En el año 2007, Wright escribió una columna para La Nación sobre antropología vial: era una reflexión conceptual, en un lenguaje llano y con humor. Ese fue el puntapié para que comience a difundir su investigación en los medios. “A partir de ahí me llamaron de la Agencia Nacional de Seguridad Vial, la Agencia Argentina de Compañía de Seguros, del Ministerio de Educación: me empecé a sentir útil. Y la divulgación comenzó a ser tan valiosa para mí como los papers. Empecé a intervenir en el campo vial desde la difusión”.

En otro tramo de la charla, consultado por la selección de las temáticas para sus notas, Esteban comentó que su rutina incluye el seguimiento de ciertos medios nacionales e internacionales, además del chequeo asiduo de sitios confiables sobre ciencia. “Intento ir a contracorriente de la agenda: tratar de instalar temas nuevos”, agregó. En el caso del tema de investigación de Pablo Wright que derivó en la nota “Un investigador con calle”, comentó que llegó a conocerlo a través del portal del CONICET.

“Siempre que escribo algo –continuó el periodista- espero que el que está recibiendo se entretenga, además de aprender algo. Además me interesa lo que los científicos investigan pero también su trayectoria: lo puedo googlear, pero es importante cuando ellos me cuentan cómo llegaron a su tema, porque siempre hay contratiempos y recorridos insólitos”.
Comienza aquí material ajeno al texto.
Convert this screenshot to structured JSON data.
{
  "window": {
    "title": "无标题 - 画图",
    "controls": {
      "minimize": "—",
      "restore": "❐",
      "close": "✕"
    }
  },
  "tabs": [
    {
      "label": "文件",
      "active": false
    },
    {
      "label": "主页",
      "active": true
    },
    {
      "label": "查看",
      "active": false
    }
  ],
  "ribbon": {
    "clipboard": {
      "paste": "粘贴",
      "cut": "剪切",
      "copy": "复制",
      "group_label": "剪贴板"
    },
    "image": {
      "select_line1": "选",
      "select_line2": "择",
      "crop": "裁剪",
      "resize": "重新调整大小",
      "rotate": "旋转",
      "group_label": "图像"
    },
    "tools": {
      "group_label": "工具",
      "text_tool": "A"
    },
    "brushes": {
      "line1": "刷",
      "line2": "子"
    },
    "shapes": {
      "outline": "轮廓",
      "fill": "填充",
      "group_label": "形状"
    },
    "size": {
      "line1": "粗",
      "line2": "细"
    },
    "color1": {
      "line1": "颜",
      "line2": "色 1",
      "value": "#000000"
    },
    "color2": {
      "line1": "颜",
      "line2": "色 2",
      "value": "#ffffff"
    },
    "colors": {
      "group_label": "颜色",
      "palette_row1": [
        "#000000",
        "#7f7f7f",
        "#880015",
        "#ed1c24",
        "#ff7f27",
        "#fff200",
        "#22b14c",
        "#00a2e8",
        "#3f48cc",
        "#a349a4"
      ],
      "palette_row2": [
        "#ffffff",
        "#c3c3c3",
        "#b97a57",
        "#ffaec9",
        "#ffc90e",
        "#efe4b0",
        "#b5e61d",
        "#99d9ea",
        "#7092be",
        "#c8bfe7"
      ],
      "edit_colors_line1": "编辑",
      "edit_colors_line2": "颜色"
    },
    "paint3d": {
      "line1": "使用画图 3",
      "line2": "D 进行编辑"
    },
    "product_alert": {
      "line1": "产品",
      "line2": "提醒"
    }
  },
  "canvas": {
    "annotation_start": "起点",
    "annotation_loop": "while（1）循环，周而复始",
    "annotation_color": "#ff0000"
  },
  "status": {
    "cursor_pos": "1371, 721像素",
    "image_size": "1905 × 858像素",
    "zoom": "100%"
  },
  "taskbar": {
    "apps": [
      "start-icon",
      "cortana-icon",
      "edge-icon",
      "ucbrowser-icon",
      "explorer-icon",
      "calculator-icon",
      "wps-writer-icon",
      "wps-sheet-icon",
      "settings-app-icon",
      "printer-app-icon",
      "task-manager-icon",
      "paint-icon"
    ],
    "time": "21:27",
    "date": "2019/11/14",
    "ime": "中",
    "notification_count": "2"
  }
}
Wright, por su parte, confesó que lo que le gusta de las entrevistas que le realizan es que le permiten sorprenderse: “Si las preguntas son buenas salen partes de mí que no me salen cuando estoy solo. Me gusta lo que se genera en una entrevista, la empatía, la intersubjetividad. Me encanta que me pregunten cosas que me interpelen. Me da una adrenalina extra: cuando doy clases también me sucede. Es muy bueno que la gente se entere que los temas no vienen de la cigüeña, sino de procesos sociales y personales, hasta de un sueño o de una coyuntura totalmente azarosa”.

Con respecto a su rutina profesional, Esteban indicó que en general lleva preguntas o tópicos que quiere tratar con el investigador en la entrevista, aunque luego la nota lo va llevando por caminos insospechados. “Para improvisar se necesita esa estructura detrás. Y otra regla clave del periodismo científico es preguntar e insistir hasta que se entienda”. Además expuso que “los científicos siempre quieren que les mandemos las notas antes de publicarlas porque tienen miedo de que los periodistas cometamos errores, pero yo casi desde el principio les digo que yo no dejo ver las notas, a menos que necesite un apoyo”.
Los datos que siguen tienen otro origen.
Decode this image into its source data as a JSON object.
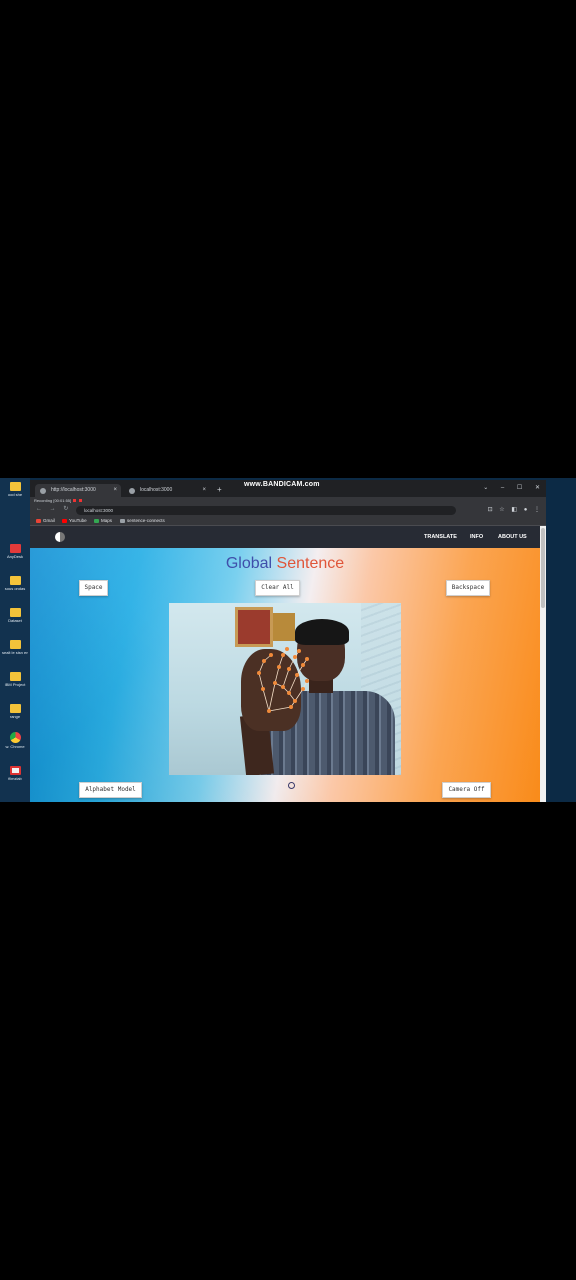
{
  "recording_watermark": "www.BANDICAM.com",
  "desktop_icons": [
    {
      "label": "ood she",
      "kind": "folder"
    },
    {
      "label": "AnyDesk",
      "kind": "app"
    },
    {
      "label": "sous ondas",
      "kind": "folder"
    },
    {
      "label": "Dataset",
      "kind": "folder"
    },
    {
      "label": "sealt le sisn encoth ...",
      "kind": "folder"
    },
    {
      "label": "IBM Project",
      "kind": "folder"
    },
    {
      "label": "range",
      "kind": "folder"
    },
    {
      "label": "w. Chrome",
      "kind": "chrome"
    },
    {
      "label": "filmzlab",
      "kind": "appw"
    }
  ],
  "browser": {
    "tabs": [
      {
        "title": "http://localhost:3000",
        "close": "×"
      },
      {
        "title": "localhost:3000",
        "close": "×"
      }
    ],
    "new_tab": "+",
    "window_controls": [
      "⌄",
      "–",
      "☐",
      "✕"
    ],
    "recording_label": "Recording [00:01:55]",
    "nav": [
      "←",
      "→",
      "↻"
    ],
    "address": "localhost:3000",
    "bookmarks": [
      {
        "label": "Gmail",
        "color": "#ea4335"
      },
      {
        "label": "YouTube",
        "color": "#ff0000"
      },
      {
        "label": "Maps",
        "color": "#34a853"
      },
      {
        "label": "sentence-connects",
        "color": "#9aa0a6"
      }
    ],
    "ext_icons": [
      "⊡",
      "☆",
      "◧",
      "●",
      "⋮"
    ]
  },
  "navbar": {
    "links": [
      "TRANSLATE",
      "INFO",
      "ABOUT US"
    ]
  },
  "page": {
    "title_part1": "Global ",
    "title_part2": "Sentence",
    "buttons": {
      "space": "Space",
      "clear_all": "Clear All",
      "backspace": "Backspace",
      "alphabet_model": "Alphabet Model",
      "camera_off": "Camera Off"
    }
  },
  "colors": {
    "title_blue": "#3f4faa",
    "title_orange": "#e0563a",
    "landmark": "#f08a3a"
  }
}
Consultado por los pros y los contras de divulgar por propia o cuenta o de ser entrevistado, Wright subrayó que “en la pregunta y la respuesta se genera algo más vital, más intimista, de vínculo. Que impacta más en los lectores, porque se identifican más fácilmente”.
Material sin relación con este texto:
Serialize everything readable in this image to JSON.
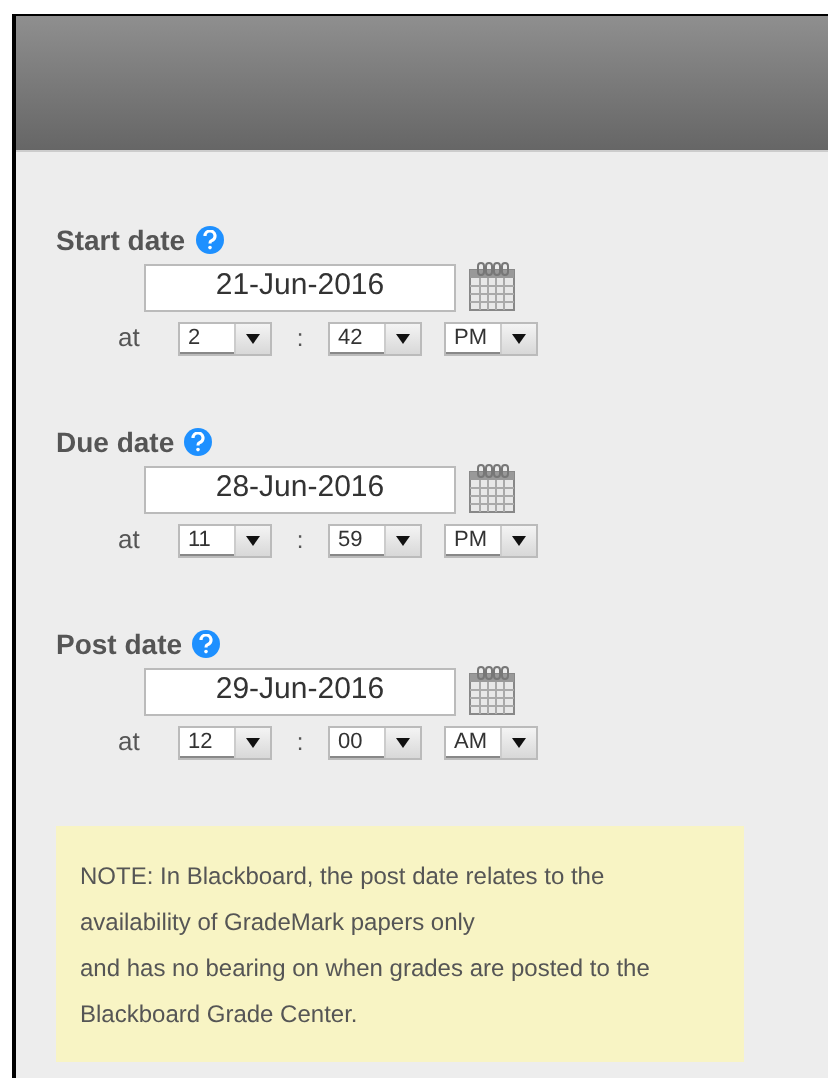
{
  "dates": [
    {
      "label": "Start date",
      "date": "21-Jun-2016",
      "at": "at",
      "hour": "2",
      "separator": ":",
      "minute": "42",
      "ampm": "PM"
    },
    {
      "label": "Due date",
      "date": "28-Jun-2016",
      "at": "at",
      "hour": "11",
      "separator": ":",
      "minute": "59",
      "ampm": "PM"
    },
    {
      "label": "Post date",
      "date": "29-Jun-2016",
      "at": "at",
      "hour": "12",
      "separator": ":",
      "minute": "00",
      "ampm": "AM"
    }
  ],
  "note": {
    "lines": [
      "NOTE: In Blackboard, the post date relates to the",
      "availability of GradeMark papers only",
      "and has no bearing on when grades are posted to the",
      "Blackboard Grade Center."
    ]
  }
}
Finalmente, Esteban sostuvo que “para mí una investigación no está completa si no está comunicada. La comunicación de la ciencia para mí es fundamental para poder cerrar el círculo y darle un sentido a lo que se investiga, crece la sociedad, cambian las percepciones, se construye un colectivo público. Esa es también la función del periodismo. Al fin y al cabo, narrar la ciencia es narrar al ser humano”.